Впрочем, к делу можно подойти иначе, а именно: уйти от жесткого разделения трех сфер общественной жизни и сосредоточиться на их взаимном проникновении. Так поступает Рональд Робертсон, настаивающий на том, что сегодня происходит «культурализация» общества на всех уровнях[32]. Иными словами, содержание процесса, именуемого глобализацией, заключается в том, что культура начинает пронизывать собой и экономику, и политику. В качестве примера можно взять соревнование японских и немецких автомобильных производителей. Вопрос о том, чьи машины окажутся более востребованными на мировом рынке, есть вопрос бренда. Это значит, что ответ на него лежит в знаково-символической - т. е. в культурной - плоскости, а не в плоскости технической или финансовой. Про прочих равных (в том, что касается соотношения цены и качества) побеждает тот, чей «имидж» в глазах покупателя окажется более привлекательным.

Культурный суверенитет в постсоветской ситуации

Притязания на культурный суверенитет, выдвигаемые постсоветскими государствами, вызывают разные реакции. Многие (особенно те, кто наблюдает за ними из России) находят эти притязания безосновательными. При этом обычно отмечают скромные ресурсы, находящиеся в распоряжении новых претендентов на суверенитет. Культурное наследие и культурные символы, которые элиты постсоветских государств хотели бы использовать как национальные, на поверку оказываются частью более широкого цивилизационного ареала. Скажем, тюркского в узбекском случае или иранского в таджикском. Тамерлан не был узбеком, как бы того ни хотелось современному руководству в Ташкенте, а Фирдоуси писал на персидском, а не на таджикском языке. Чингиз Айтматов, составляющий гордость Кыргызстана, слишком тесно связан с советской культурой, чтобы его можно было без обиняков считать киргизским писателем. Кроме того, российских наблюдателей озадачивает некая избыточность усилий по культурной суверенизации. Многие мероприятия, проводимые руководством бывших советских республик, явно контрпродуктивны с точки зрения raison d'etat. Переводить на государственный язык огромное количество литературы, доступной по-русски (от художественной до экономической и юридической), - чрезвычайно затратное дело. И ответственные государственные мужи могли бы пустить эти деньги на более насущные нужды. Вытеснять русский язык из публичной сферы - занятие не только хлопотное (учитывая сопротивление русскоязычной части населения и недовольство официальной Москвы), но и вредное. Ибо русский язык для большинства людей, здесь живущих, - окно в мировую культуру.

Тем не менее, при всей кажущейся иррациональности подобных усилий, они вполне рациональны.

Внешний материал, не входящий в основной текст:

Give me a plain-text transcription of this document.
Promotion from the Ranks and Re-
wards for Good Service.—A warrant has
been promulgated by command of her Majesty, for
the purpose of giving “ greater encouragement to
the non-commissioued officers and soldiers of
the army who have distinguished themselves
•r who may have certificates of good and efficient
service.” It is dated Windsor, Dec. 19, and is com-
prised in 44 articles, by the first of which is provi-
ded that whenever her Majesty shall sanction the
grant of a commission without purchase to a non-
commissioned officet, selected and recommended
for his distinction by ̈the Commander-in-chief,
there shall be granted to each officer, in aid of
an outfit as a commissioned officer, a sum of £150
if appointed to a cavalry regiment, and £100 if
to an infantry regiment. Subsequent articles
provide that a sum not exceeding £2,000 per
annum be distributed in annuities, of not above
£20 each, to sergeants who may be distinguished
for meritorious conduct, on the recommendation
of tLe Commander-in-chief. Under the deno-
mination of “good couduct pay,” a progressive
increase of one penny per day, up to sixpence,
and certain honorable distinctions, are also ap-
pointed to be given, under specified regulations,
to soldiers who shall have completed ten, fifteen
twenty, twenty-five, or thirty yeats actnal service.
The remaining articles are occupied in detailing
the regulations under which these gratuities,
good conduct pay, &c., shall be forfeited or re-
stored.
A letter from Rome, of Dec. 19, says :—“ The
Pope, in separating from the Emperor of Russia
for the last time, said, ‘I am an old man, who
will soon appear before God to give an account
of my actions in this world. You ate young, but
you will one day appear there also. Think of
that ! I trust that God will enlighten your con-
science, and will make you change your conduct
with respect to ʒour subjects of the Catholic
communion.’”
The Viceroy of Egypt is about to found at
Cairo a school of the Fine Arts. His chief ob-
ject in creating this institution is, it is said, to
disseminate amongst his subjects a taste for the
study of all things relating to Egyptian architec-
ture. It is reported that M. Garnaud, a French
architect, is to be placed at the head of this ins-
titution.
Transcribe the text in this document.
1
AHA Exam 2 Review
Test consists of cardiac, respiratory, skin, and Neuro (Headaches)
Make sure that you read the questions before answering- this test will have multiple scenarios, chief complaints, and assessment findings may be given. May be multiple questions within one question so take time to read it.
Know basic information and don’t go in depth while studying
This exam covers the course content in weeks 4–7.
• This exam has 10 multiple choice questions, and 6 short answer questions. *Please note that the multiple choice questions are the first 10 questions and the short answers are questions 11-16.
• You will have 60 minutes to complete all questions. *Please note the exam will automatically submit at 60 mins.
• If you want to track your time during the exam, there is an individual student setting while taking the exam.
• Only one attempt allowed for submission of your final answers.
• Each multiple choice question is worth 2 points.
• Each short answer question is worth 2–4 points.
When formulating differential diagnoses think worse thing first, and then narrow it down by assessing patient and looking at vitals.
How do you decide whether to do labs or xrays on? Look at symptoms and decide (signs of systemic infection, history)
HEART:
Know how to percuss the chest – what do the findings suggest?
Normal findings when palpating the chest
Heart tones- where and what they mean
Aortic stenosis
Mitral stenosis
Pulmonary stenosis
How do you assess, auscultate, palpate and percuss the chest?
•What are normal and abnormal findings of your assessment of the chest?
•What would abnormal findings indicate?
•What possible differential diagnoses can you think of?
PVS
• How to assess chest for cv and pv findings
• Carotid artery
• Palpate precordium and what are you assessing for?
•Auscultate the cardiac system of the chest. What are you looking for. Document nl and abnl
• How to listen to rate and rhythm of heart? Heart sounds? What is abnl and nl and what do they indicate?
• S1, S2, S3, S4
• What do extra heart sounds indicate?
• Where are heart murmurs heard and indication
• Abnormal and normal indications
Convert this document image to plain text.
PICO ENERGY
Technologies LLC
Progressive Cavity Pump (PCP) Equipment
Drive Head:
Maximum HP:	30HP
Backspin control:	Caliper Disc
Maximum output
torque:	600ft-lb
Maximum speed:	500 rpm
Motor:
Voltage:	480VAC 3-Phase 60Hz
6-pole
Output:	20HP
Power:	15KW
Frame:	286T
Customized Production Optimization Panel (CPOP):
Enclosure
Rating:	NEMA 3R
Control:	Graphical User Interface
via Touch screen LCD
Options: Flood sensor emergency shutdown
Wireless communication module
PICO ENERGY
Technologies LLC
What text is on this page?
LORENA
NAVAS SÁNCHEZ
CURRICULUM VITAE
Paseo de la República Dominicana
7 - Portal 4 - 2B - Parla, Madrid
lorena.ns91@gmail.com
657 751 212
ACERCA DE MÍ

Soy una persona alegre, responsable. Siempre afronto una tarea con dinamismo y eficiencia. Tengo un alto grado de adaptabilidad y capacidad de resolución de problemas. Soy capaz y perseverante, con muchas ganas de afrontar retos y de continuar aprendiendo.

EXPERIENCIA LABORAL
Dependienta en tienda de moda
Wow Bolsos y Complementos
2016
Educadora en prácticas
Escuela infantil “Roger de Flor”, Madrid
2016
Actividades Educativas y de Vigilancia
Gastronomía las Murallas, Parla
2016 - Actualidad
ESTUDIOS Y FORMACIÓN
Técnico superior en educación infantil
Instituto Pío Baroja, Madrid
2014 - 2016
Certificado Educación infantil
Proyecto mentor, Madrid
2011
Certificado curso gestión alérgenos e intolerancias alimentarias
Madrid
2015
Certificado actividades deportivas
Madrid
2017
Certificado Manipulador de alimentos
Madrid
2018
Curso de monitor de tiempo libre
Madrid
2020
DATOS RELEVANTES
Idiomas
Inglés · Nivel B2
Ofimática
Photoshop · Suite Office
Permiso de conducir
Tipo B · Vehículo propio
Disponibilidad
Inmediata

Приведу два аргумента в пользу такого утверждения. Во-первых, современная мировая политическая система устроена как система государств. Государства рассматриваются как суверенные единицы - как средоточия власти, или «властные вместилища». Власть культурная здесь подразумевается так же, как военно-политическая и экономическая. Поэтому позиционирование себя в качестве (гомогенной) нации - вполне оправданная стратегия для государств. Она дает им шанс улучшить свои позиции в глобальной конкуренции. Либо вы представляете собой автономное культурно-политическое целое и заставляете считаться с собой как с таким целым, либо на вас смотрят как на не-вполне-государство. Во-вторых, в этих усилиях просматривается стремление к самоутверждению и, если угодно, реваншу. Элиты сегодняшних новых независимых государств, менее двух десятилетий назад входивших в состав СССР, готовы на многое, чтобы доказать «старшему брату» свою состоятельность - пусть и со свойственными подростку перехлестами. Добавим сюда необычайную популярность, которую приобрел начиная с 1970-х гг. дискурс «постколониализма». Было бы удивительно, если бы новые суверены не воспользовались возможностью в него вписаться и представить свое нахождение внутри Российской империи и Советского Союза в качестве томления в «тюрьме народов». Иными словами, выдвигая притязания на восстановление поруганной аутентичности, постсоветские государства всего лишь играют по тем правилам, которые задаются «глобальным сообществом». Их национализм есть не что иное, как подчинение транснациональным политическим императивам.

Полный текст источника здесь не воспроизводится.